En efecto no es sorprendente que algún “experto” del grupo de expertos como
Bergen encuentre que muertes de civiles a manos del militarismo estadounidense
sea demasiado insignificante para tenerlo en cuenta, sin contar con que
interfiere con su frívola veneración. Pero el hecho que buena parte del Partido
demócrata, incluyendo su facción progresista, lo siga es de hecho muy relevante.
Un último apunte: durante los ocho años de la administración Bush, Bush,
Cheney y decenas de otros partidarios de su militarismo que no habían servido
en el ejército eran rutinariamenteridiculizados por los demócratas y progresistas como “gallinas[i]” (una acusación, que, con alguna salvedad
y modificación yo apoyé).
¿Qué ha pasado con eso? Ahora tenemos un presidente al que Bergen aclama como “uno de los líderes estadounidenses
más agresivos militarmente en décadas” a pesar de no haber servido ni un
sólo día en el ejército, y hordas de demócratas que no han servido en el
ejército lo animan cuando lo hace. Parecido a cuando se burlaron de George Bush
merecidamente por declararse a sí
mismo como un “presidente de guerra,” ¿Se terminó este concepto de “gallina”, como tantos otros aparentes creencias políticas, el 20
de enero de 2009?
ACTUALIZACIÓN: Como muchos comentarios sugieren, hay otro
aspecto ilusorio de la glorificación demócrata de la política exterior de Obama
que no he mencionado aquí (aunque lo he hecho en muchas otras ocasiones): la
ridícula noción de que estar continuamente matando civiles en el mundo musulmán
(una década después del 9 de septiembre) nos mantiene a salvo más que exacerbar
la verdadera amenaza terrorista que ostensiblemente pretende resolver. El quid de
la mentalidad Bush/Cheney era que el terrorismo terminará justo cuando mates a
todos los terroristas (incluso cuando esos esfuerzos hicieron más para asegurar
la continuación y el aumento del odio anti-americano que ninguna otra causa) y
es la misma mentalidad en el corazón de la defensa de Obama.
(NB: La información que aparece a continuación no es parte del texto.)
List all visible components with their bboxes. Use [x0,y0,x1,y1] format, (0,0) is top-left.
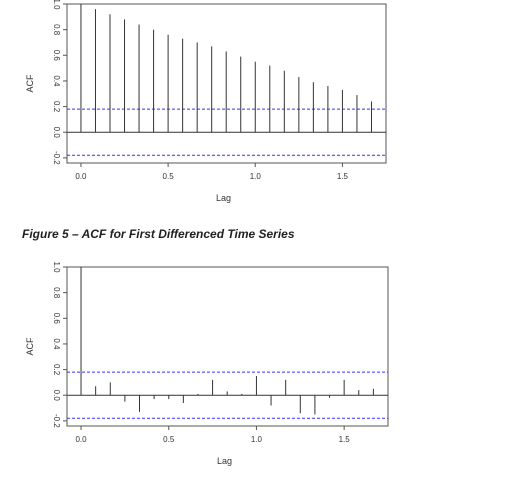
y-tick-label: -0.2 [52,151,61,165]
y-tick-label: 0.0 [52,390,61,402]
x-tick-label: 1.5 [337,172,349,181]
acf-panel-1: 0.0 0.5 1.0 1.5 -0.2 0.0 0.2 0.4 0.6 0.8 1.0 Lag ACF [25,0,387,203]
y-tick-label: 0.8 [52,24,61,36]
y-axis-label: ACF [25,337,35,356]
y-tick-label: 0.4 [52,75,61,87]
y-tick-label: 0.0 [52,127,61,139]
x-tick-label: 0.5 [163,435,175,444]
y-tick-label: 0.4 [52,338,61,350]
figure-caption: Figure 5 – ACF for First Differenced Tim… [22,227,295,241]
y-tick-label: 0.2 [52,364,61,376]
acf-panel-2: 0.0 0.5 1.0 1.5 -0.2 0.0 0.2 0.4 0.6 0.8 1.0 Lag ACF [25,261,389,466]
y-tick-label: 0.6 [52,313,61,325]
x-tick-label: 0.5 [163,172,175,181]
y-tick-label: -0.2 [52,414,61,428]
x-tick-label: 0.0 [75,172,87,181]
plot-frame [66,3,387,164]
x-axis-label: Lag [217,456,232,466]
y-tick-label: 0.6 [52,50,61,62]
y-tick-label: 0.2 [52,101,61,113]
y-tick-label: 1.0 [52,261,61,273]
y-tick-label: 0.8 [52,287,61,299]
y-axis-label: ACF [25,74,35,93]
y-tick-label: 1.0 [52,0,61,10]
x-tick-label: 1.0 [250,172,262,181]
x-axis-label: Lag [216,193,231,203]
x-tick-label: 0.0 [75,435,87,444]
x-tick-label: 1.0 [251,435,263,444]
plot-frame [66,266,389,427]
x-tick-label: 1.5 [339,435,351,444]
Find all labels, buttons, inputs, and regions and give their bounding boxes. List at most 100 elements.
En otro asunto, Jesse Walker de Reason me escribe con una corrección: “Daño colateral entró en
el léxico general durante la primera guerra de Irak, no después de lo de la
Ciudad de Oklahoma. Imagino que de ahí lo recogió McVeigh, también.” Después
añadió que tal vez “fue ampliamente usado antes de Irak y yo no lo noté hasta
entonces. Por lo que debería decir que entró en el léxico común “por lo menos”
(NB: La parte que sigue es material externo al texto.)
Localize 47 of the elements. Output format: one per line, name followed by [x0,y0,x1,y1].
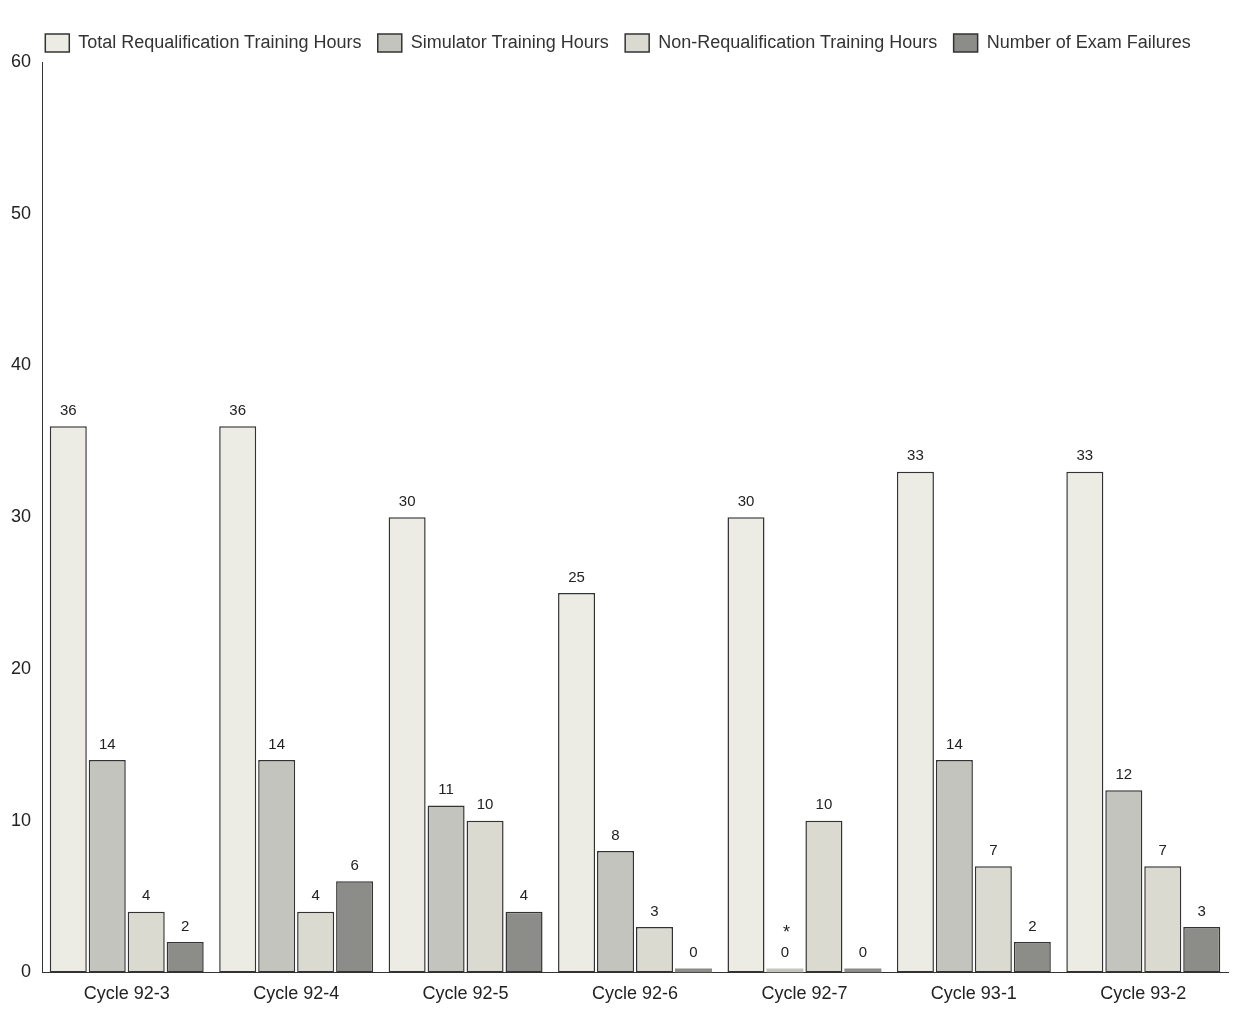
data-label: 0 [689,943,698,961]
x-tick-label: Cycle 92-4 [253,983,340,1004]
y-tick-label: 40 [10,354,32,375]
legend-label: Non-Requalification Training Hours [658,31,938,52]
data-label: 30 [398,491,416,509]
data-label: 12 [1115,764,1133,782]
data-label: 25 [568,567,585,585]
data-label: 4 [142,886,151,904]
legend-label: Simulator Training Hours [410,31,609,52]
annotation: * [782,922,790,943]
data-label: 2 [1028,916,1037,934]
y-tick-label: 60 [10,50,32,71]
data-label: 33 [1076,446,1094,464]
data-label: 3 [1197,901,1206,919]
data-label: 10 [476,795,494,813]
x-tick-label: Cycle 92-6 [591,983,679,1004]
data-label: 30 [737,491,755,509]
data-label: 7 [989,840,998,858]
data-label: 14 [98,734,116,752]
x-tick-label: Cycle 93-2 [1100,983,1187,1004]
data-label: 10 [815,795,833,813]
data-label: 3 [650,901,659,919]
y-tick-label: 0 [21,961,32,982]
y-tick-label: 20 [10,657,32,678]
x-tick-label: Cycle 92-3 [83,983,170,1004]
data-label: 2 [181,916,190,934]
y-tick-label: 10 [10,809,32,830]
legend-label: Number of Exam Failures [986,31,1191,52]
data-label: 36 [229,400,247,418]
data-label: 33 [907,446,924,464]
data-label: 4 [519,886,529,904]
data-label: 14 [268,734,286,752]
data-label: 11 [438,780,454,798]
data-label: 6 [350,856,359,873]
data-label: 0 [780,943,790,961]
data-label: 14 [946,734,963,752]
legend-label: Total Requalification Training Hours [78,31,362,52]
data-label: 0 [858,943,868,961]
x-tick-label: Cycle 93-1 [930,983,1017,1004]
y-tick-label: 50 [10,202,32,223]
x-tick-label: Cycle 92-7 [761,983,848,1004]
x-tick-label: Cycle 92-5 [422,983,509,1004]
y-tick-label: 30 [10,506,32,527]
data-label: 4 [311,886,320,904]
data-label: 7 [1158,840,1167,858]
data-label: 36 [59,400,77,418]
data-label: 8 [611,825,620,843]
cuando la primera guerra de Irak. Pero fue definitivamente usado ampliamente
entonces. Me acuerdo de cuando nosotros en el movimiento anti guerra nos
burlábamos de las noticias por estar repitiendo sin crítica el eufemismo. Hubo
incluso un
libro que usaba la frase como título.”
Para terminar, Jeremy Scahill dio un excelente discurso en la cumbre sobre los aviones no tripulados
de ayer en el que lo llamó “el gabinete de la muerte de Obama”; Kevin Gosztola
tiene como
siempre un excelente resumen junto con el vídeo del discurso.
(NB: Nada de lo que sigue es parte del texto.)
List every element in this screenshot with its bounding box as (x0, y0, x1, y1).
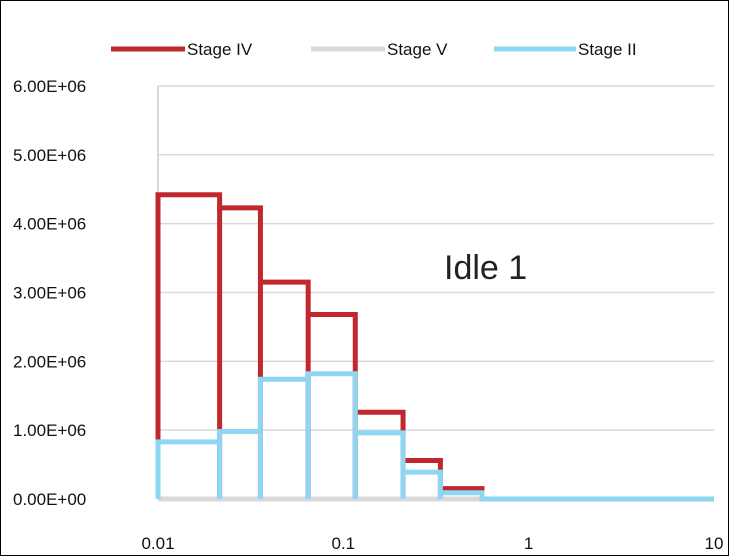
annotation-label: Idle 1 (444, 249, 527, 287)
series-group (155, 192, 714, 502)
y-tick-label: 3.00E+06 (13, 284, 86, 303)
y-tick-label: 1.00E+06 (13, 421, 86, 440)
x-tick-label: 0.1 (332, 534, 356, 553)
x-tick-label: 0.01 (141, 534, 174, 553)
y-axis: 0.00E+00 1.00E+06 2.00E+06 3.00E+06 4.00E+06… (13, 77, 159, 509)
y-tick-label: 4.00E+06 (13, 215, 86, 234)
legend-label: Stage II (578, 40, 637, 59)
grid-lines (158, 85, 714, 431)
series-line-stage-ii (155, 371, 714, 502)
legend-label: Stage V (387, 40, 448, 59)
legend-label: Stage IV (187, 40, 253, 59)
y-tick-label: 0.00E+00 (13, 490, 86, 509)
x-tick-label: 1 (524, 534, 533, 553)
y-tick-label: 2.00E+06 (13, 352, 86, 371)
x-axis: 0.01 0.1 1 10 (141, 534, 723, 553)
y-tick-label: 6.00E+06 (13, 77, 86, 96)
y-tick-label: 5.00E+06 (13, 146, 86, 165)
series-line-stage-iv (155, 192, 714, 502)
x-tick-label: 10 (705, 534, 724, 553)
legend: Stage IV Stage V Stage II (111, 40, 637, 59)
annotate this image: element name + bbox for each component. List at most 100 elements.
ACTUALIZACIÓN II: De acuerdo con la CNN hoy,
“un supuesto ataque de aviones no tripulados de EEUU mató
a tres personas el domingo en una escuela en el norte de Pakistán.” El artículo
cita a “oficiales de inteligencia” que aseguran que los “militantes estaban
escondidos” en la escuela. Aparentemente no hay información todavía sobre quién
murió, aunque espero (y confío) en que esto no impedirá las celebraciones a
nuestro “Guerrero en Jefe.”
Este artículo apareció originalmente en Salon.com el 29 de abril de 2012.
[1] Chickenhawk es aquel que hace propagando pro-guerra pero que nunca ha servido en el ejército.